雖然她很感激他救了她,但這並不代表他對她就沒有威脅,他的身份是個謎,她更不知道他是敵是友,既然這些因素都不確定,那她唯有離開才是最安全的選擇。
算算日子,七皇子他們應該已經到京城了吧?得加快腳程趕路了,否則等自己趕到京城時,皇帝的壽誕怕是早就結束了。
走過小道,穿過樹林,本以為會是個小村莊,誰料到卻是一處亂葬崗。崗上雜草叢生,鴉雀紛亂,月光照射之下,樹影橫斜,風聲嗚咽,駭人得很。
從死獄活著出來的她自是不怕這些的,她慢慢行走,伸手輕觸沿路的墓碑。
“你們還有人惦不惦記我不知道,但最起碼你們的墓碑還刻有你們的名字。
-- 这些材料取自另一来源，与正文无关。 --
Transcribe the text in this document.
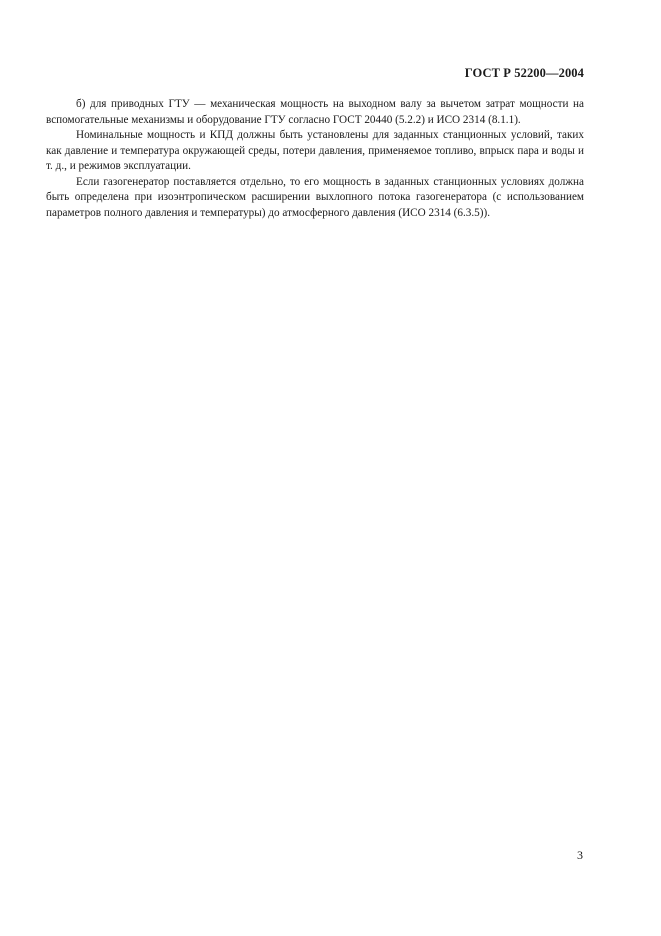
ГОСТ Р 52200—2004

б) для приводных ГТУ — механическая мощность на выходном валу за вычетом затрат мощности на вспомогательные механизмы и оборудование ГТУ согласно ГОСТ 20440 (5.2.2) и ИСО 2314 (8.1.1).

Номинальные мощность и КПД должны быть установлены для заданных станционных условий, таких как давление и температура окружающей среды, потери давления, применяемое топливо, впрыск пара и воды и т. д., и режимов эксплуатации.

Если газогенератор поставляется отдельно, то его мощность в заданных станционных условиях должна быть определена при изоэнтропическом расширении выхлопного потока газогенератора (с использованием параметров полного давления и температуры) до атмосферного давления (ИСО 2314 (6.3.5)).

3
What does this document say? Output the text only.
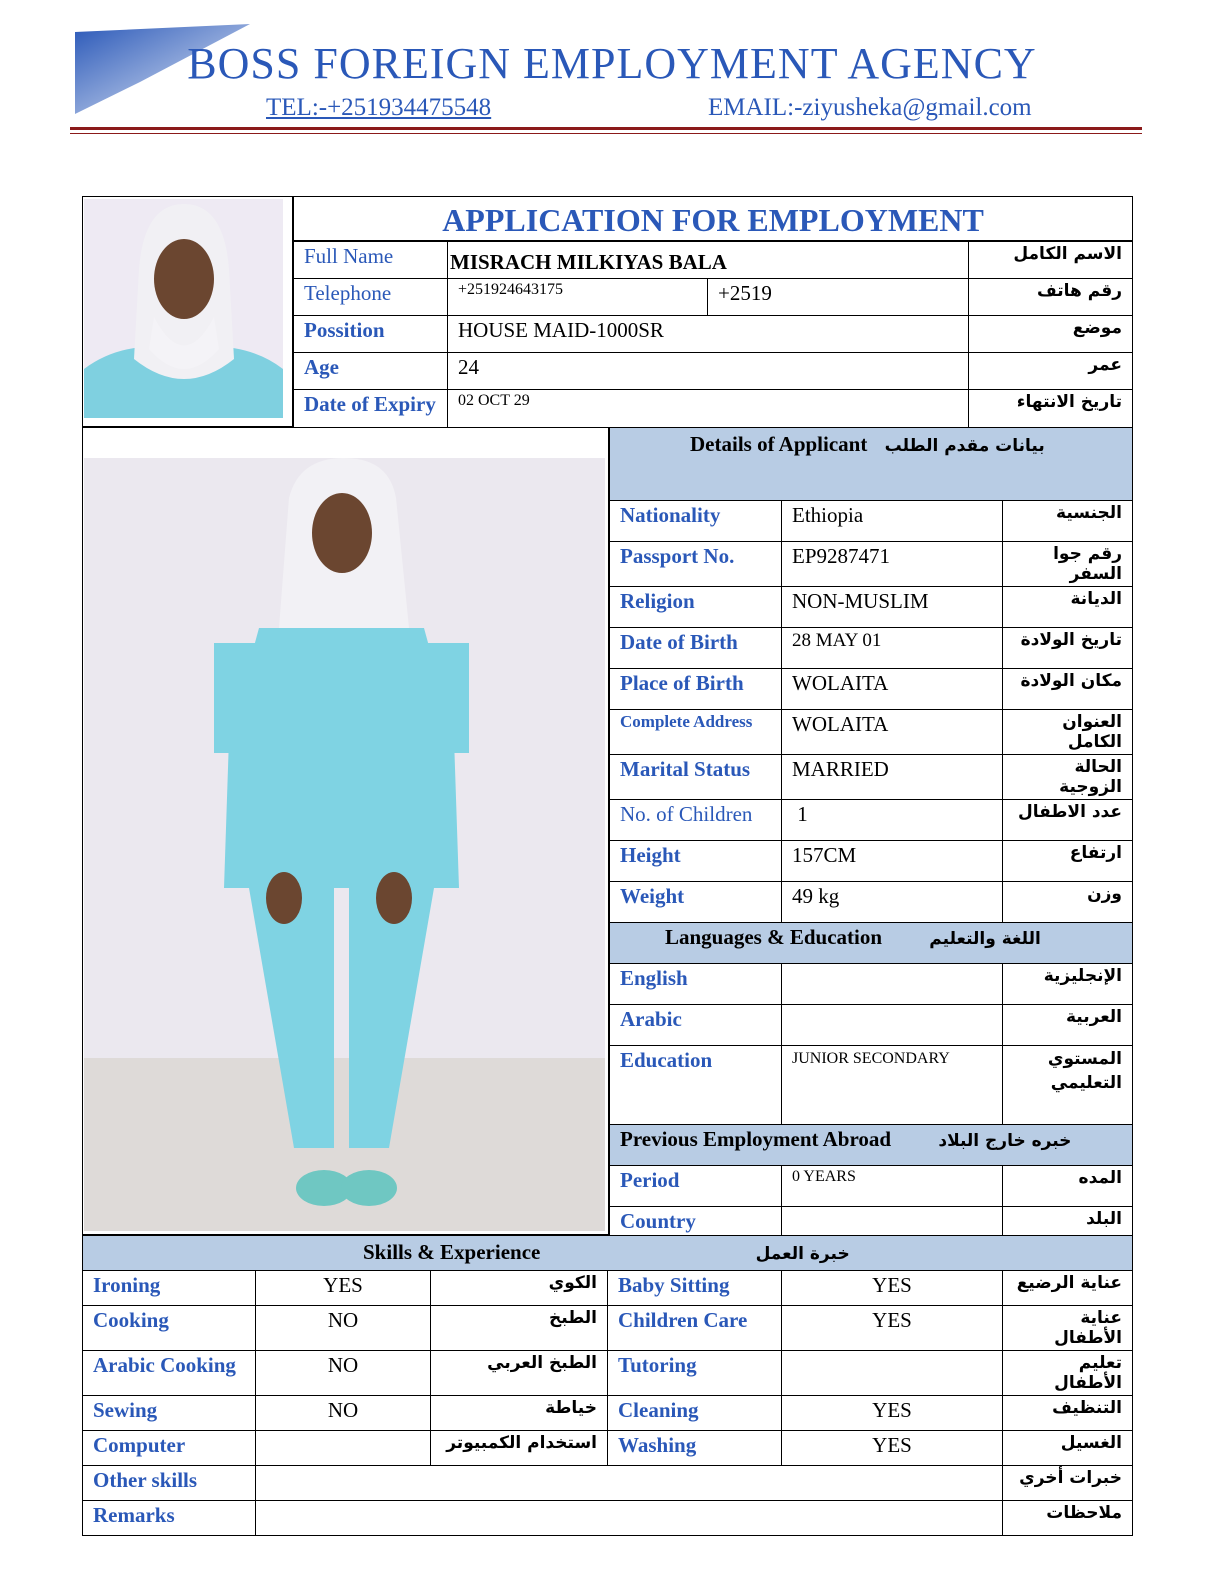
BOSS FOREIGN EMPLOYMENT AGENCY
TEL:-+251934475548	EMAIL:-ziyusheka@gmail.com
APPLICATION FOR EMPLOYMENT
Full Name	MISRACH MILKIYAS BALA		الاسم الكامل
Telephone	+251924643175	+2519	رقم هاتف
Possition	HOUSE MAID-1000SR		موضع
Age	24		عمر
Date of Expiry	02 OCT 29		تاريخ الانتهاء
Details of Applicant بيانات مقدم الطلب		
Nationality	Ethiopia	الجنسية
Passport No.	EP9287471	رقم جوا السفر
Religion	NON-MUSLIM	الديانة
Date of Birth	28 MAY 01	تاريخ الولادة
Place of Birth	WOLAITA	مكان الولادة
Complete Address	WOLAITA	العنوان الكامل
Marital Status	MARRIED	الحالة الزوجية
No. of Children	1	عدد الاطفال
Height	157CM	ارتفاع
Weight	49 kg	وزن
Languages & Education اللغة والتعليم		
English		الإنجليزية
Arabic		العربية
Education	JUNIOR SECONDARY	المستوي التعليمي
Previous Employment Abroad خبره خارج البلاد		
Period	0 YEARS	المده
Country		البلد
Skills & Experience خبرة العمل					
Ironing	YES	الكوي	Baby Sitting	YES	عناية الرضيع
Cooking	NO	الطبخ	Children Care	YES	عناية الأطفال
Arabic Cooking	NO	الطبخ العربي	Tutoring		تعليم الأطفال
Sewing	NO	خياطة	Cleaning	YES	التنظيف
Computer		استخدام الكمبيوتر	Washing	YES	الغسيل
Other skills					خبرات أخري
Remarks					ملاحظات
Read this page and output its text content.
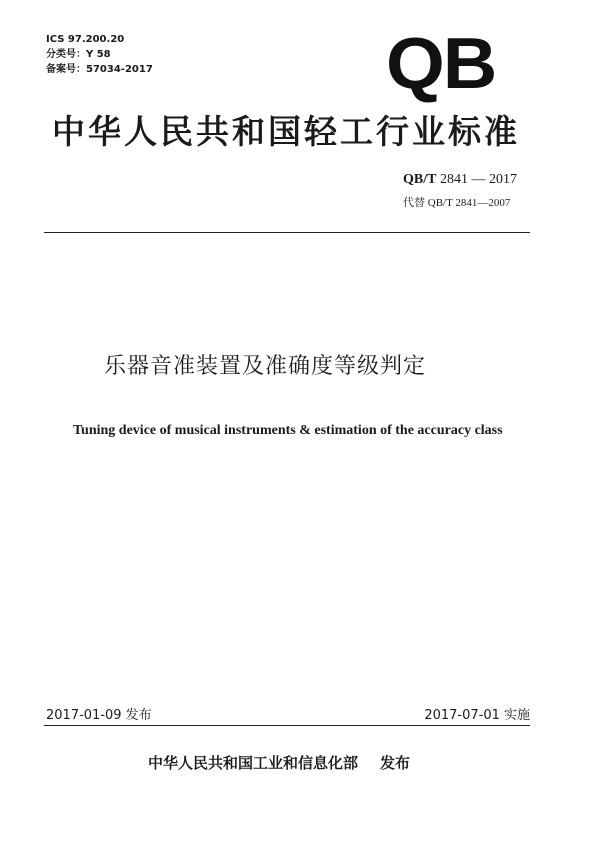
ICS 97.200.20
分类号：Y 58
备案号：57034-2017	QB
中华人民共和国轻工行业标准
QB/T 2841 — 2017
代替 QB/T 2841—2007
乐器音准装置及准确度等级判定
Tuning device of musical instruments & estimation of the accuracy class
2017-01-09 发布	2017-07-01 实施
中华人民共和国工业和信息化部 发布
”她突然間感覺心裡空蕩蕩的,這些人至少還有人為他們立墓碑刻字,但死在死獄的人呢?他們不僅連墓碑也沒有,就連死了也無全屍。
幾百個人,整天住在一起,難免會有些個熟識的,可惜太短暫,你永遠不知道明天,誰會不在。尹芊雪,你將來會死在哪裡呢?你死了會不會有人為你哭、為你立墓碑呢?她笑得苦澀。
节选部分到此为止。